| |
Siz hiç kırmızı halı üzerinde yürüdünüz mü?
Çekilen film başına düşen sinema eleştirmeni sayısı mevzu bahis olduğunda cennet vatan liderliği kimseye bırakmaz. Nüfus yoğunluğunu gösteren haritaların sinema yazarı versiyonunu yapsalar, Türkiye en koyu renkle taranmış coğrafya olur.
Geyik bir yana, tanıdığım onca sinema eleştirmeninin işlerine, sinema sanatına duydukları tutkuyu kıskanmıyor değilim. Olabildiğince çok olsun! Pazartesi gecesi SİYAD'ın (Sinema Yazarları Derneği) Türk Sineması Ödül Töreni'ne gittim. Emek Sineması "kırmızı halılı" gecelerinden birini daha yaşıyordu.

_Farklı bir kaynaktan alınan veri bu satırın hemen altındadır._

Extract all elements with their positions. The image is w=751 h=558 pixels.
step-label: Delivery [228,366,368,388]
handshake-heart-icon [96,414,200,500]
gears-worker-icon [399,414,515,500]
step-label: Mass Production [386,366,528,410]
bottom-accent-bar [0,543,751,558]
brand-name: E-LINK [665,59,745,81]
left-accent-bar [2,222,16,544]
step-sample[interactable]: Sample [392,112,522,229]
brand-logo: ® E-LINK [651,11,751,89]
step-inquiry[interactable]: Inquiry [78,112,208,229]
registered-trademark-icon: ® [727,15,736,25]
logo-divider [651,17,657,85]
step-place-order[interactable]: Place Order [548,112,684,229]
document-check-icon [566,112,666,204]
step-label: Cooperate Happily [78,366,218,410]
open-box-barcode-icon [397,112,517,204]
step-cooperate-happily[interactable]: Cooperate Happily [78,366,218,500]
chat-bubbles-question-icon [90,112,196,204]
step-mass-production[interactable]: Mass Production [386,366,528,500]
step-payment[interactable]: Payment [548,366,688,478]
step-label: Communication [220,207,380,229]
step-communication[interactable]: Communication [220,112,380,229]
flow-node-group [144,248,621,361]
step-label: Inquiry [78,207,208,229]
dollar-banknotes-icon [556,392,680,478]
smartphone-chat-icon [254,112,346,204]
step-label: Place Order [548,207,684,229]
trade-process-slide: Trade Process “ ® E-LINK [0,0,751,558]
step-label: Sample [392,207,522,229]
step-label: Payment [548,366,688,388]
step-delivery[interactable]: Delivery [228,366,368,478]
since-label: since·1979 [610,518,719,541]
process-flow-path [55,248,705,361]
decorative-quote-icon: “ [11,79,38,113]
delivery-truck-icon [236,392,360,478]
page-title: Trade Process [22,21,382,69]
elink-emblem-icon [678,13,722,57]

Daha önce hiç ama hiç kırmızı halı güzergahını takip ederek bir mekana gitmediğimden tereddüt edip gümüşçü tezgahına sığındım. Yalandan yüzüklerle ilgileniyormuş gibi yapmakta selamet var. Haşmet Abi'min başparmak yüzüğünü buradan tedarik ettiğini keşfettim bu vesileyle de, n'pıcam şimdi? Çıkarız halının üstüne, biri yakamıza yapışır hemşehrim siz yan kapıdan girin der rezil oluruz. Organizasyon komitesi üyelerinden Uğur Vardan'ı arayıp kırmızı halıdan geçip geçemeyeceğimi sordum.
Yetki alınca daldım. Ya ne mübarek bir hismiş kırmızı halı üzerinde yürümek. Ciddi söylüyorum. İnsan kendini Reisicumhur gibi hissediyor. Demek hayatta hiçbir şey boşuna yapılmıyor. İlk iş oturduğum apartmanın girişine kırmızı halı serdirmek olacak. Eve Ahmet Necdet Sezer gibi gireceğim bundan sonra.
Neyse boş bir yer bulup çöktüm. Atilla Dorsay ve Deniz Akkaya bu mütevazı törenin sunuculuğunu yaptılar. Deniz Akkaya gerçekten nefes kesici. Kırmızı halı tecrübemin üstüne ilk kez Deniz Akkaya'yı yakından görmek 19 Ocak 2004 gecesini çok özel yaptı benim için. En iyi film Karşılaşma. En iyi yönetmen Ömer Kavur-Karşılaşma. En iyi erkek oyuncu Şevket Çoruh- İnşaat. En iyi kadın oyuncu Yelda Kaymakçı- Çamur. Beni en çok heyecanlandıran Suna Pekuysal'ın İnşaat filmiyle en iyi yardımcı kadın oyuncu ödülünü almış olmasıydı. Avuçlarım patlayana kadar alkışladım.
Bütün salon Suna Pekuysal'ı dakikalarca alkışladı. En iyi görüntü yönetmeni ödülünü Karşılaşma filmiyle Ali Utku aldı. Ama Ali Utku ödül almazmış. Onun yerine kardeşi gelmiş. Ama onun da soyadı Utku değilmiş, çünkü babalar farklıymış gibi abzürt bir durum dışında tören tamamen Atilla Dorsay'ın mutlak hakimiyeti altındaydı.
Türkan Şoray'a Türk Sineması'nın 90. Yıl Teşekkür Plaketi'ni veren Cüneyt Arkın'ın artık saçlarını kestirmesi, Türkan Sultan'ın da aldığı bir milyonuncu ödül karşısında gözlerinin dolmaması gerektiğini düşündüm. Sonra mini konserde Melike Demirağ, Arkadaş şarkısını söylerken Uğur Vardan'ın gözlerinin dolduğunu gördüm. Duygu fırtınası Emek Sineması'- nda hüküm sürmekteydi ve ben duygusal bir gecemde değildim. Daha ziyade aç olduğum bir geceydi ve Bambi'ye ışınlanıp dilli-kaşarlı olayına girişmek istedim. Öyle de yaptım. Sinema tutkunu bir grup çılgının tertiplediği samimi gece demli bir çayla noktalandı.